Monday, March 2, 2009

Four Pillars of Communication for Non-Profits

How are you using your marketing tools to communicate with donors?

We do a lot of design work for non-profit organizations. It's funny how many seem to subscribe to the myth that because they are a non-profit, producing well-designed professional fundraising materials is out of the question. As a result, important pieces like annual reports are run off on copy machines and business cards sent through ink jet printers.

It's not wrong for non-profits to save money on these things, but it is not inspiring design either and too few are moved to write a check in response.

Each year, bland design and writing for non-profits costs organizations mountains of revenue:

• For one, there’s the expense of producing the materials–the printing, production, not to mention any associated postage costs.
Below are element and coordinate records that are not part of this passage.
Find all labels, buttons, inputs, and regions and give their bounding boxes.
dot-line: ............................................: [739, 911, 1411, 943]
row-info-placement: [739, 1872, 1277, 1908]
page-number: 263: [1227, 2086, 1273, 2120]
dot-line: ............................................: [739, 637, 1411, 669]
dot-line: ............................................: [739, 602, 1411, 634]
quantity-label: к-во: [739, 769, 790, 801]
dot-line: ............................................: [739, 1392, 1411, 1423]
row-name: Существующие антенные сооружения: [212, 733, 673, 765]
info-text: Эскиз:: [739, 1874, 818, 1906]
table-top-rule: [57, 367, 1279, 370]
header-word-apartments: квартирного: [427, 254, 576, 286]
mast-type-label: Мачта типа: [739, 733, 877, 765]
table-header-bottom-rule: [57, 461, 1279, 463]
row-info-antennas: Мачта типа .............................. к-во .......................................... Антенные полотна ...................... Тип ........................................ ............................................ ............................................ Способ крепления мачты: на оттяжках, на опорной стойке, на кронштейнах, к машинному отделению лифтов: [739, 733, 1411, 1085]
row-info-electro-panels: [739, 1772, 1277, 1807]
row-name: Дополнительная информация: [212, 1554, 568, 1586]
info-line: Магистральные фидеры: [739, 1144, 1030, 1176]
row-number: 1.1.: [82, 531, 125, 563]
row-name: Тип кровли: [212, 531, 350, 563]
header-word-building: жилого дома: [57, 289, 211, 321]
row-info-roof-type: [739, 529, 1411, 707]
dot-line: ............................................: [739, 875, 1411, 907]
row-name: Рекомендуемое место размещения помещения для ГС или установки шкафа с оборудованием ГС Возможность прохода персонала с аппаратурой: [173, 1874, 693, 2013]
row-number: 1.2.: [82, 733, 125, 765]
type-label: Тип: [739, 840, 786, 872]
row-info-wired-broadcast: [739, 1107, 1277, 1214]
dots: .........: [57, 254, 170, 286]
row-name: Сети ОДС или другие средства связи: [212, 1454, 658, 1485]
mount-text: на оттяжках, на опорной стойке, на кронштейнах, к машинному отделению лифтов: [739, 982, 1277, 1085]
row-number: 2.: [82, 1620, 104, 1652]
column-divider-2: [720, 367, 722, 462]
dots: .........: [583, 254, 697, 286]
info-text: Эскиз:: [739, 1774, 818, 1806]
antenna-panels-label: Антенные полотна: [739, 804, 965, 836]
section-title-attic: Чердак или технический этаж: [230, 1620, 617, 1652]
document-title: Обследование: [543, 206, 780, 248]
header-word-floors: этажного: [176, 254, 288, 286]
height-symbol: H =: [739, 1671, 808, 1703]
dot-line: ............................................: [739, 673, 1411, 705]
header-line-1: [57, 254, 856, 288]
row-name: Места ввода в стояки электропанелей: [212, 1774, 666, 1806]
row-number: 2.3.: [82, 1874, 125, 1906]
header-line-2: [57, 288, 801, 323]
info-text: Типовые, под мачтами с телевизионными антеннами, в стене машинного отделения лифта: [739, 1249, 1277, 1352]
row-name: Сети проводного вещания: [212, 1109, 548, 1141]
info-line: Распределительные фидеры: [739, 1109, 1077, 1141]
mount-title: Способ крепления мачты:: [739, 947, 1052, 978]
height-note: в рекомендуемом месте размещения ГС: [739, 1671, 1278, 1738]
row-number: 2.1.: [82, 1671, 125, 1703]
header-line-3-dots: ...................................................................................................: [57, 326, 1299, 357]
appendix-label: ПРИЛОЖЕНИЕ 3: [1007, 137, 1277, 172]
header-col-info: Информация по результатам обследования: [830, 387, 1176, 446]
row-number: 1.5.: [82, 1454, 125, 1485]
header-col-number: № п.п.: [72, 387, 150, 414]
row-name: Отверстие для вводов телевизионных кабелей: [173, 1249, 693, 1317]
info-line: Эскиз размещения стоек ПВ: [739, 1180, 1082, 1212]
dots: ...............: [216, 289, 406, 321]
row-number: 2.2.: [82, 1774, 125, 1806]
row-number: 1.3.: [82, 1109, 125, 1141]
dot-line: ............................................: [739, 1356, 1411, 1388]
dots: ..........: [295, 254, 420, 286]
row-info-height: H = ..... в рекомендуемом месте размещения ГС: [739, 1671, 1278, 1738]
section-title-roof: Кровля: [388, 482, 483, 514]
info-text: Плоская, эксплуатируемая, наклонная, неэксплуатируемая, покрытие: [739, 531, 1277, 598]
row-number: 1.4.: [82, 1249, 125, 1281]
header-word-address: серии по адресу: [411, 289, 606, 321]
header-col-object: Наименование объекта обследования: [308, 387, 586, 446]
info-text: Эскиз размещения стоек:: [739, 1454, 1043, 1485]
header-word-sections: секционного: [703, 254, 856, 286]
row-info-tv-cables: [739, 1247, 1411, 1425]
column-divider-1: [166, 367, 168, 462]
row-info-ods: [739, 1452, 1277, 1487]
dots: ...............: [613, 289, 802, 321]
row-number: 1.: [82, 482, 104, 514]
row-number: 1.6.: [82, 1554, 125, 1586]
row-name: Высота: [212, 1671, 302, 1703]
• There is also the lost revenue–the money not raised when these homogenized materials fail to connect with the very people who would donate if they were moved by what they saw and read.

Getting inside the mind of donors and communicating through color, words and imagery in a way that inspires their loyalty and generosity requires an understanding of what interests donors.

For the most part, donors are interested in answering one of four basic questions:

What did you do with the money?
Several statistics show that donors want to receive newsletters from the organizarions they give to. This is an ideal platform to demonstrate how the donor's money has made a difference for the cause you promote.

What could you do with my money?
Avoid messages and imagery that communicate doom and gloom or shock donors into giving. Instead, consider a capital campaign that would take your organization to a new level. What tools would you need to communcate the opportunity to make a difference?

Did my support matter? Am I important?
A thank you can go a long way to securing ongoing giving. No matter how small the donation, a personalized letter on nice stationery or listing a donor's name in the next newsletter can go a long way to receiving the next gift.

Can I trust you with my donation?
Whether online or printed versions are used, a well-designed annual report can do wonders to inspire donors and potential donors alike while demonstrating your organization’s fiscal responsibility. Registering with sites like Charity Navigator, Network for Good and Guidestar, and linking them to your organization's website are also excellent tools for donors to view reports on your organization and encourage charitable giving.

Organizations that continue to focus on answering these questions for donors can help build a strong relationship with their audience. A good design team can do a lot to help generate interest from your donors.

If you are a FOR profit company, consider how addressing the questions above could alter your customer's perception of your company within your own marketing.